To that end, Tull has been making some innovative moves.
May was a big month for the company, with Legendary announcing it bought marketing shop FIVE33; and brokered a three-year co-production agreement with Beijing-based Legendary East and China Film Co. That markedthe first time the state-backed film venture has inked a long-term, multi-picture production deal with a Chinese or international partner.
In June, Tull hired Rosenblum to run Legendary’s TV division, and tapped former EA Sports executive Christopher Erb to serve as executive VP of brand marketing to focus on growing the company’s brand identity with fanboys and general moviegoers.
Late last year, it rased $443 million in equity through investment firm Waddell and Reed, bringing Legendary’s total capital raised in 2012 to $720 million. At the time, the company said much of the money would be put toward financing its publishing, digital, merchandising and television ventures.
In his media presentation last week, Tull said the company would decide whether to re-up with Warner Bros. or leave for another studio within 60 days, or by the end of the summer.
But during that same meeting, Tull essentially was already bidding farewell to Warner Bros., saying that the two companies are in very different position from when they first paired up in 2005 to co-finance and co-produce tentpoles.

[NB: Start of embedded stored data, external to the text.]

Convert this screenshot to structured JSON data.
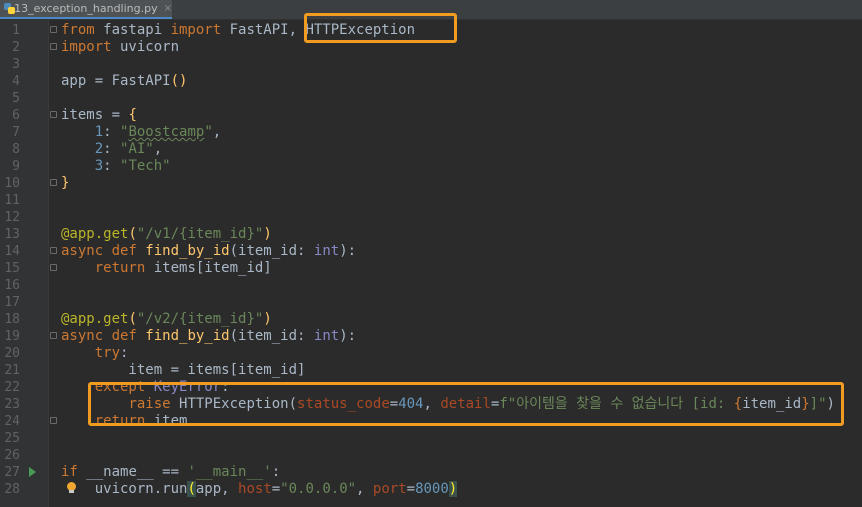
{
  "tab": {
    "filename": "13_exception_handling.py",
    "close": "×"
  },
  "lines": [
    {
      "n": "1",
      "tokens": [
        {
          "t": "from",
          "c": "kw"
        },
        {
          "t": " fastapi "
        },
        {
          "t": "import",
          "c": "kw"
        },
        {
          "t": " FastAPI, HTTPException"
        }
      ]
    },
    {
      "n": "2",
      "tokens": [
        {
          "t": "import",
          "c": "kw"
        },
        {
          "t": " uvicorn"
        }
      ]
    },
    {
      "n": "3",
      "tokens": []
    },
    {
      "n": "4",
      "tokens": [
        {
          "t": "app = FastAPI"
        },
        {
          "t": "()",
          "c": "fn"
        }
      ]
    },
    {
      "n": "5",
      "tokens": []
    },
    {
      "n": "6",
      "tokens": [
        {
          "t": "items = "
        },
        {
          "t": "{",
          "c": "fn"
        }
      ]
    },
    {
      "n": "7",
      "tokens": [
        {
          "t": "    "
        },
        {
          "t": "1",
          "c": "num"
        },
        {
          "t": ": "
        },
        {
          "t": "\"",
          "c": "str"
        },
        {
          "t": "Boostcamp",
          "c": "str typo"
        },
        {
          "t": "\"",
          "c": "str"
        },
        {
          "t": ","
        }
      ]
    },
    {
      "n": "8",
      "tokens": [
        {
          "t": "    "
        },
        {
          "t": "2",
          "c": "num"
        },
        {
          "t": ": "
        },
        {
          "t": "\"AI\"",
          "c": "str"
        },
        {
          "t": ","
        }
      ]
    },
    {
      "n": "9",
      "tokens": [
        {
          "t": "    "
        },
        {
          "t": "3",
          "c": "num"
        },
        {
          "t": ": "
        },
        {
          "t": "\"Tech\"",
          "c": "str"
        }
      ]
    },
    {
      "n": "10",
      "tokens": [
        {
          "t": "}",
          "c": "fn"
        }
      ]
    },
    {
      "n": "11",
      "tokens": []
    },
    {
      "n": "12",
      "tokens": []
    },
    {
      "n": "13",
      "tokens": [
        {
          "t": "@app.get",
          "c": "dec"
        },
        {
          "t": "(",
          "c": "fn"
        },
        {
          "t": "\"/v1/{item_id}\"",
          "c": "str"
        },
        {
          "t": ")",
          "c": "fn"
        }
      ]
    },
    {
      "n": "14",
      "tokens": [
        {
          "t": "async def ",
          "c": "kw"
        },
        {
          "t": "find_by_id",
          "c": "fn"
        },
        {
          "t": "(item_id: "
        },
        {
          "t": "int",
          "c": "bt"
        },
        {
          "t": "):"
        }
      ]
    },
    {
      "n": "15",
      "tokens": [
        {
          "t": "    "
        },
        {
          "t": "return",
          "c": "kw"
        },
        {
          "t": " items[item_id]"
        }
      ]
    },
    {
      "n": "16",
      "tokens": []
    },
    {
      "n": "17",
      "tokens": []
    },
    {
      "n": "18",
      "tokens": [
        {
          "t": "@app.get",
          "c": "dec"
        },
        {
          "t": "(",
          "c": "fn"
        },
        {
          "t": "\"/v2/{item_id}\"",
          "c": "str"
        },
        {
          "t": ")",
          "c": "fn"
        }
      ]
    },
    {
      "n": "19",
      "tokens": [
        {
          "t": "async def ",
          "c": "kw"
        },
        {
          "t": "find_by_id",
          "c": "fn"
        },
        {
          "t": "(item_id: "
        },
        {
          "t": "int",
          "c": "bt"
        },
        {
          "t": "):"
        }
      ]
    },
    {
      "n": "20",
      "tokens": [
        {
          "t": "    "
        },
        {
          "t": "try",
          "c": "kw"
        },
        {
          "t": ":"
        }
      ]
    },
    {
      "n": "21",
      "tokens": [
        {
          "t": "        item = items[item_id]"
        }
      ]
    },
    {
      "n": "22",
      "tokens": [
        {
          "t": "    "
        },
        {
          "t": "except ",
          "c": "kw"
        },
        {
          "t": "KeyError",
          "c": "bt"
        },
        {
          "t": ":"
        }
      ]
    },
    {
      "n": "23",
      "tokens": [
        {
          "t": "        "
        },
        {
          "t": "raise ",
          "c": "kw"
        },
        {
          "t": "HTTPException("
        },
        {
          "t": "status_code",
          "c": "par"
        },
        {
          "t": "="
        },
        {
          "t": "404",
          "c": "num"
        },
        {
          "t": ", "
        },
        {
          "t": "detail",
          "c": "par"
        },
        {
          "t": "="
        },
        {
          "t": "f\"아이템을 찾을 수 없습니다 [id: ",
          "c": "str"
        },
        {
          "t": "{",
          "c": "kw"
        },
        {
          "t": "item_id"
        },
        {
          "t": "}",
          "c": "kw"
        },
        {
          "t": "]\"",
          "c": "str"
        },
        {
          "t": ")"
        }
      ]
    },
    {
      "n": "24",
      "tokens": [
        {
          "t": "    "
        },
        {
          "t": "return",
          "c": "kw"
        },
        {
          "t": " item"
        }
      ]
    },
    {
      "n": "25",
      "tokens": []
    },
    {
      "n": "26",
      "tokens": []
    },
    {
      "n": "27",
      "tokens": [
        {
          "t": "if ",
          "c": "kw"
        },
        {
          "t": "__name__ == "
        },
        {
          "t": "'__main__'",
          "c": "str"
        },
        {
          "t": ":"
        }
      ]
    },
    {
      "n": "28",
      "tokens": [
        {
          "t": "    uvicorn.run"
        },
        {
          "t": "(",
          "c": "hlbrace"
        },
        {
          "t": "app, "
        },
        {
          "t": "host",
          "c": "par"
        },
        {
          "t": "="
        },
        {
          "t": "\"0.0.0.0\"",
          "c": "str"
        },
        {
          "t": ", "
        },
        {
          "t": "port",
          "c": "par"
        },
        {
          "t": "="
        },
        {
          "t": "8000",
          "c": "num"
        },
        {
          "t": ")",
          "c": "hlbrace"
        }
      ]
    }
  ],
  "colors": {
    "highlight_box": "#f29b21",
    "background": "#2b2b2b"
  }
}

Since then the relationship has resulted in films like Christopher Nolan’s Batman trilogy, “The Hangover” franchise, two Superman movies, a reboot of “Clash of the Titans” and its sequel, and “300.”

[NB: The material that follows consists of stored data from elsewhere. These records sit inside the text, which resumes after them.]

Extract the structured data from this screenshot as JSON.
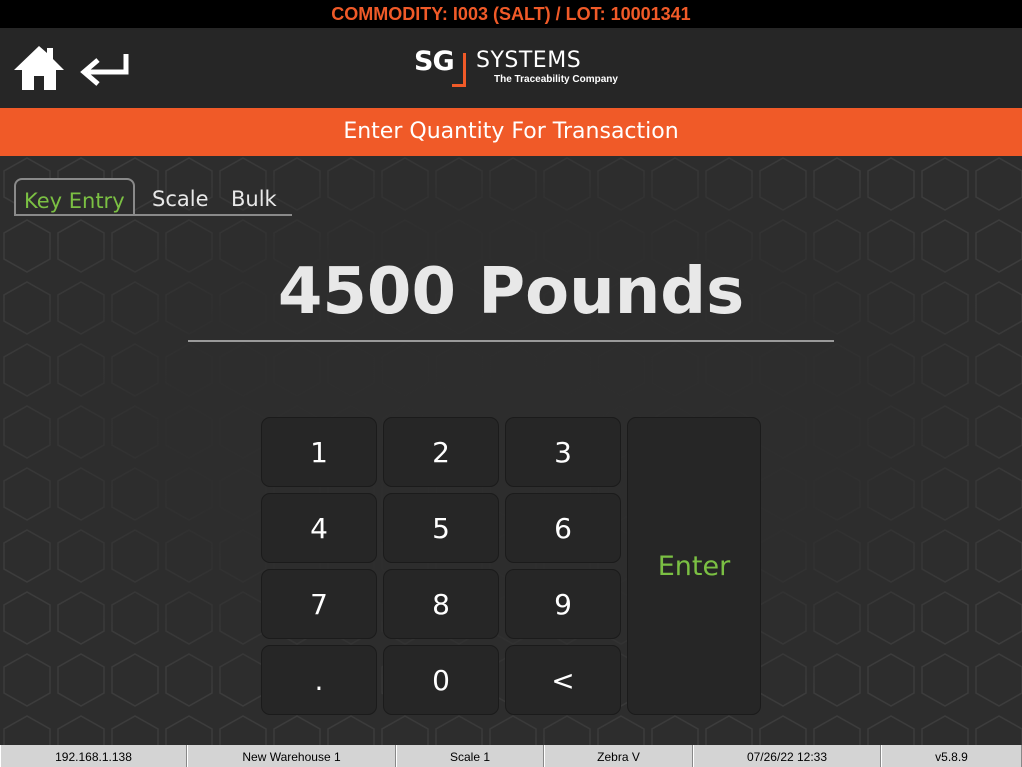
{
  "banner": {
    "text": "COMMODITY: I003 (SALT) / LOT: 10001341"
  },
  "header": {
    "logo": {
      "sg": "SG",
      "systems": "SYSTEMS",
      "tagline": "The Traceability Company"
    }
  },
  "title": "Enter Quantity For Transaction",
  "tabs": [
    {
      "label": "Key Entry",
      "active": true
    },
    {
      "label": "Scale",
      "active": false
    },
    {
      "label": "Bulk",
      "active": false
    }
  ],
  "quantity": {
    "display": "4500 Pounds"
  },
  "keypad": {
    "keys": [
      "1",
      "2",
      "3",
      "4",
      "5",
      "6",
      "7",
      "8",
      "9",
      ".",
      "0",
      "<"
    ],
    "enter_label": "Enter"
  },
  "status": {
    "ip": "192.168.1.138",
    "warehouse": "New Warehouse 1",
    "scale": "Scale 1",
    "printer": "Zebra V",
    "datetime": "07/26/22 12:33",
    "version": "v5.8.9"
  },
  "colors": {
    "accent": "#f05a28",
    "active": "#7bc043",
    "background": "#2d2d2d"
  },
  "icons": {
    "home": "home-icon",
    "back": "return-arrow-icon"
  }
}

Legendary and Warner became bedfellows at a time when the Burbank studio needed money to bankroll its slate of tentpoles and Tull had a lot of it to offer. For Tull, a Warner partnership offered him the opportunity to make the kind of films he wanted to see as a fan boy of superhero, sci-fi, fantasy fare. The first movies two he backed were big screen reboots of Batman and Superman.
Helping Tull make the decision to leave was DC Entertainment.
In addition to new leadership at the studio under the helm of CEO Kevin Tsujihara, Warner Bros. is looking to take more control over films based on DC’s superheroes and not offer the projects up to co-financiers the way it let Legendary back Christopher Nolan’s Batman trilogy, “Superman Returns” and “Man of Steel.” Legendary benefited from the success of those hits since it paid for half of their production costs.
Moving forward, however, Warner Bros. would prefer to treat DC titles like its “Harry Potter” franchise (which it funded fully on its own and shared profits with author J.K. Rowling) and own more of the films in order to reap the rewards when they take off at the box office. “Man of Steel” has earned $398 million since June 14, and the Batman films raked in $2.5 billion.
“Whether we’re there or not, they have a bright future,” Tull said of Warner Bros. “We will continue to be friends…I’m going to be grateful for the time we had,” Tull added. “We wouldn’t be where we are without Warner Bros.”